On Friday, a senior Chinese official, adding details to a fiscal stimulus plan that has been likened to America's New Deal, said a "large part" of the two-year, $586-billion package was new money and the central government would account for about $173 billion of the total investments. The rest would be supplied by local sources, according to the official New China News Agency.

China can afford the spending because it has been running a fiscal surplus and has a cushion in its foreign reserves exceeding $1.9 trillion as of Sept. 30, up from $819 billion at the end of 2005. The booming growth has come mostly from the nation's trade surplus and inflows of foreign investment.

Just how Beijing should use its large reserves has been a subject of much discussion both within and outside China. But analysts point out that the money already has been invested -- more than half in U.S. Treasury issues and other American bonds and much of the rest in euro-denominated assets -- and it isn't so easy or practical to transfer hundreds of billions, or even tens of billions, of dollars, at least not without causing serious disruption to the currency market, which wouldn't be in China's self-interest either.

As such, analysts say some people's worries of China dumping massive amounts of dollars have little basis.

"The U.S. and EU debt markets are the only places big and liquid enough to absorb them," said Stephen Green, an analyst at Standard Chartered Bank in Shanghai, writing in a research report this week.
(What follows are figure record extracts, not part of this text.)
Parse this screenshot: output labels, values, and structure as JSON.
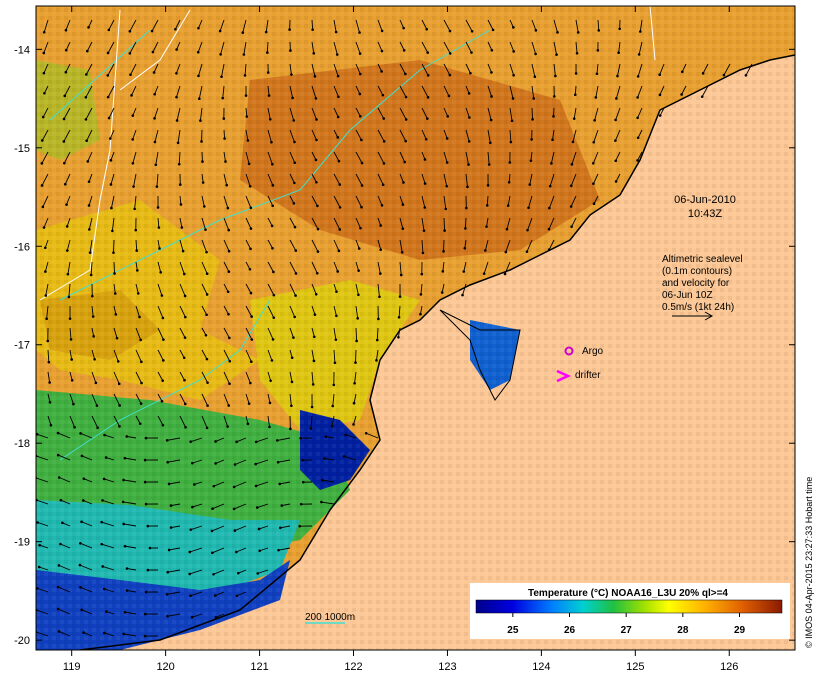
{
  "map": {
    "timestamp_date": "06-Jun-2010",
    "timestamp_time": "10:43Z",
    "legend_lines": [
      "Altimetric sealevel",
      "(0.1m contours)",
      "and velocity for",
      "06-Jun 10Z",
      "0.5m/s (1kt 24h)"
    ],
    "argo_label": "Argo",
    "drifter_label": "drifter",
    "depth_label": "200  1000m",
    "colorbar_title": "Temperature (°C) NOAA16_L3U 20% ql>=4",
    "colorbar_ticks": [
      "25",
      "26",
      "27",
      "28",
      "29"
    ],
    "credit": "© IMOS 04-Apr-2015 23:27:33 Hobart time",
    "x_ticks": [
      "119",
      "120",
      "121",
      "122",
      "123",
      "124",
      "125",
      "126"
    ],
    "y_ticks": [
      "-14",
      "-15",
      "-16",
      "-17",
      "-18",
      "-19",
      "-20"
    ],
    "colors": {
      "land": "#fdc896",
      "argo": "#cc00cc",
      "drifter": "#ff00ff",
      "isobath": "#40e0d0",
      "coast": "#000000",
      "contour": "#ffffff"
    }
  }
}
At the same time, he said, China also isn't likely to make a public commitment to buying future U.S. Treasuries, as some have called it to do to help "save" the U.S.

"There's no domestic support for that," he said.

Xu Aijun, 30, who owns a small home-decorations business in Shanghai, seems to convey the feelings of many ordinary Chinese citizens.

"Our country was affected by the credit crisis too, and we need investment domestically to support the economy and create jobs," he said as he considered Hu's visit to Washington. "I think that's where we should use our foreign reserves."

Tao Wang, an economist at UBS Securities in Beijing, says it should be remembered that China is already helping the global financial situation by holding on to U.S. Treasury debt. "If it sells it, interest rates would go up and the dollar would collapse," she said.

During the summit, the heads of the Group of 20, which accounts for about 90% of the world's economic output, also are expected to take up global coordination of tighter regulations on financial institutions, increased support for banks and fiscal stimulus efforts.

Chinese officials haven't tipped their hand on what Hu and his delegation will be supporting as far as calls for greater accountability and transparency of financial firms. Analysts say the Chinese could also push for assurances from developed countries to limit protectionist legislation.

At a news conference Thursday, China's Foreign Ministry spokesman, Qin Gang, talked mostly in generalities, saying there was a need to carry out "reform to replace the existing international finance system with a fair, just, inclusive and orderly one" that would help developing countries in particular.

As in prior world summits, China is expected to coalesce with other emerging countries such as India and Brazil. And, increasingly, those around the table will be keenly waiting to hear what China has to say.